In this segment of the Peer Exchange, the panelists discuss direct and indirect costs associated with treatment with an oral anticoagulant vs. treatment with warfarin. They note that although it may be cheaper in terms of overall healthcare expenditures to prescribe one of the new oral anticoagulants, it won’t matter if they’re not covered by insurance or if the patient can’t afford the copay.

Peter Salgo, MD, starts things off by asking the panelists their views on how the differences in outcomes between treatment with warfarin and treatment with a new oral anticoagulant affect medical costs.
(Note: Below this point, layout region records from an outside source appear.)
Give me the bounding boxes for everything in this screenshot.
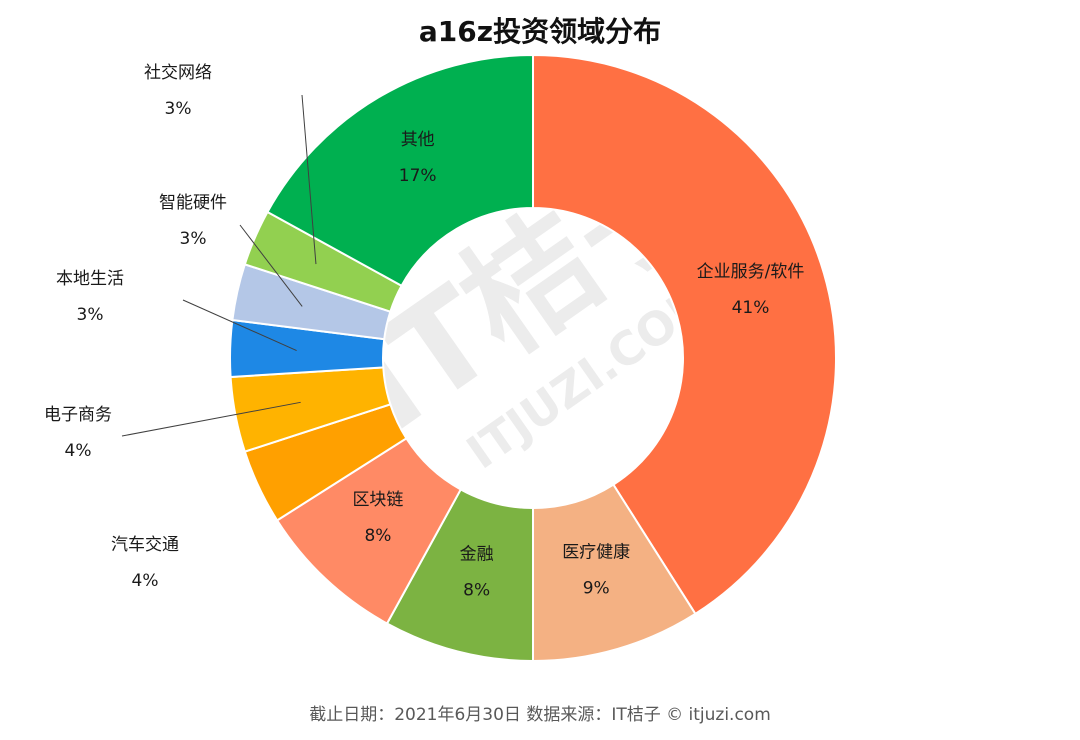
- slice-label-本地生活: 本地生活: [56, 269, 124, 289]
- slice-label-金融: 金融: [460, 544, 494, 564]
- slice-企业服务/软件: [532, 53, 837, 616]
- slice-value-本地生活: 3%: [77, 305, 104, 325]
- slice-value-金融: 8%: [463, 580, 490, 600]
- slice-value-电子商务: 4%: [65, 441, 92, 461]
- slice-label-电子商务: 电子商务: [44, 405, 112, 425]
- slice-label-智能硬件: 智能硬件: [159, 193, 227, 213]
- slice-value-区块链: 8%: [364, 526, 391, 546]
- slice-label-企业服务/软件: 企业服务/软件: [697, 262, 805, 282]
- slice-label-社交网络: 社交网络: [144, 63, 212, 83]
- slice-value-企业服务/软件: 41%: [732, 298, 770, 318]
- slice-value-医疗健康: 9%: [583, 579, 610, 599]
- donut-chart: IT桔子 ITJUZI.COM 企业服务/软件41%医疗健康9%金融8%区块链8…: [44, 53, 837, 663]
- slice-label-其他: 其他: [401, 130, 435, 150]
- leader-line-本地生活: [182, 299, 297, 352]
- leader-line-智能硬件: [239, 224, 303, 307]
- slice-其他: [266, 53, 534, 288]
- slice-value-汽车交通: 4%: [132, 571, 159, 591]
- leader-lines: [121, 94, 317, 437]
- slice-value-社交网络: 3%: [165, 99, 192, 119]
- slice-label-医疗健康: 医疗健康: [562, 543, 630, 563]
- slices: [229, 53, 837, 663]
- slice-value-智能硬件: 3%: [180, 229, 207, 249]
- footer-source: 截止日期：2021年6月30日 数据来源：IT桔子 © itjuzi.com: [309, 705, 771, 725]
- leader-line-电子商务: [121, 401, 301, 437]
- slice-labels: 企业服务/软件 41% 医疗健康 9% 金融 8% 区块链 8% 汽车交通 4% 电子商务 4% 本地生…: [44, 63, 804, 600]
- slice-label-汽车交通: 汽车交通: [111, 535, 179, 555]
- slice-value-其他: 17%: [399, 166, 437, 186]
- leader-line-社交网络: [301, 94, 317, 265]
- chart-title: a16z投资领域分布: [418, 15, 662, 48]
- slice-label-区块链: 区块链: [352, 490, 403, 510]
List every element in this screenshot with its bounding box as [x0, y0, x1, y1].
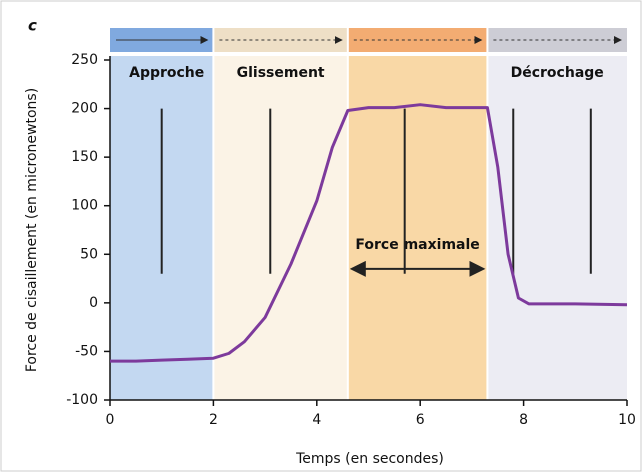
x-tick-label: 0 [106, 412, 115, 428]
phase-label: Approche [129, 65, 204, 81]
y-tick-label: 150 [71, 149, 98, 165]
y-axis-title: Force de cisaillement (en micronewtons) [24, 88, 40, 372]
x-tick-label: 6 [416, 412, 425, 428]
x-tick-label: 10 [618, 412, 636, 428]
y-tick-label: 100 [71, 198, 98, 214]
chart: c Temps (en secondes) Force de cisaillem… [0, 0, 642, 472]
y-tick-label: -100 [66, 392, 98, 408]
x-tick-label: 4 [312, 412, 321, 428]
y-tick-label: 50 [80, 246, 98, 262]
annotation-label: Force maximale [355, 237, 479, 253]
y-tick-label: 250 [71, 52, 98, 68]
phase-region [487, 56, 627, 400]
phase-label: Glissement [237, 65, 325, 81]
x-tick-label: 8 [519, 412, 528, 428]
phase-label: Décrochage [511, 65, 604, 81]
panel-label: c [28, 17, 37, 35]
y-tick-label: 200 [71, 101, 98, 117]
x-axis-title: Temps (en secondes) [295, 451, 444, 467]
x-tick-label: 2 [209, 412, 218, 428]
y-tick-label: -50 [75, 343, 98, 359]
y-tick-label: 0 [89, 295, 98, 311]
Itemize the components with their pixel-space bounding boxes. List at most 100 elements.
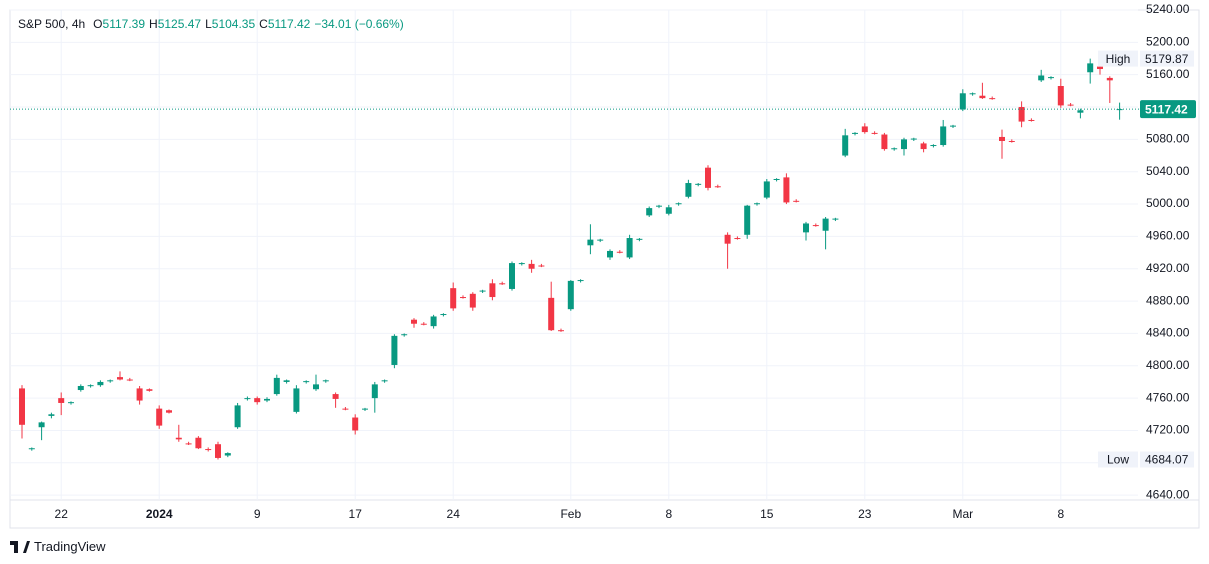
candle-body	[77, 385, 84, 391]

Seth Bilazarian, MD, said that nowadays all clinicians are thinking more about the costs of the medications they prescribe. He said “I’m asked to think about it not only as a steward of our healthcare system on the ground, but also as someone who’s part of an accountable care organization.”

He said it is also important when talking about healthcare costs to think about who is paying the cost. “Are we talking about the patient’s cost, the pharmacy benefit manager’s cost, or society’s cost? Some of the vagaries of our healthcare system make this a complicated question to answer,” Bilazarian said.

A clinician may make a convincing argument to the patient as to why she should be taking an oral anticoagulant, but it won’t matter at the end of the day if that patient can’t afford the copay for the drug. For many low-income (and even average-income) patients, that $40 copay is cost-prohibitive and may lead them to opt for warfarin instead, which “is essentially free because the pharmacy benefits managers have incented its use,” according to Bilazarian.

Then there are the other direct and indirect costs associated with warfarin use compared to treatment with an oral anticoagulant. Bilazarian noted the warfarin management service at his practice “involves two full-time nurses who aren’t compensated, so that’s a direct cost to our practice which is not reimbursed.”

The there are the costs associated with ischemic (bleeding) events: helicopter rides to the hospital for patients with an intracranial hemorrhage, phlebotomy costs, laboratory costs, rehab costs, etc.

“If we’re looking at overall societal costs, I think there have been several economic analyses that have shown that these novel agents are less expensive than the total cost for warfarin. But we can’t get patients to use them because of the copay,” Bilazarian said.

Scott Kaatz, DO, said he’s not sure they’re cheaper. In a recent systematic review of cost-effectiveness done in 4 countries, “if you look at just the US studies and use the traditional $50,000 per quality adjusted life year, almost always they meet that threshold, but none of them meet the threshold of being cost savings. They were cost-effective, very similar to what it costs to do mammography, or hypertension treatment, or dialysis, other things that we accept.”

Clinicians who prescribe an oral anticoagulant without having a conversation with the patient about cost are not doing as good a job as they think they are, said Christian T. Ruff, MD. “If the patient doesn’t fill the prescription, you haven’t done that patient a service because now they’re completely unprotected,” he said. Maybe they’ll go back to aspirin. The patient has to understand and be able to afford the cost of the newer oral anticoagulants, “or else they’re not really an option. Because the out-of-pocket costs of warfarin, for a lot of patients, may be all they can afford,” he said.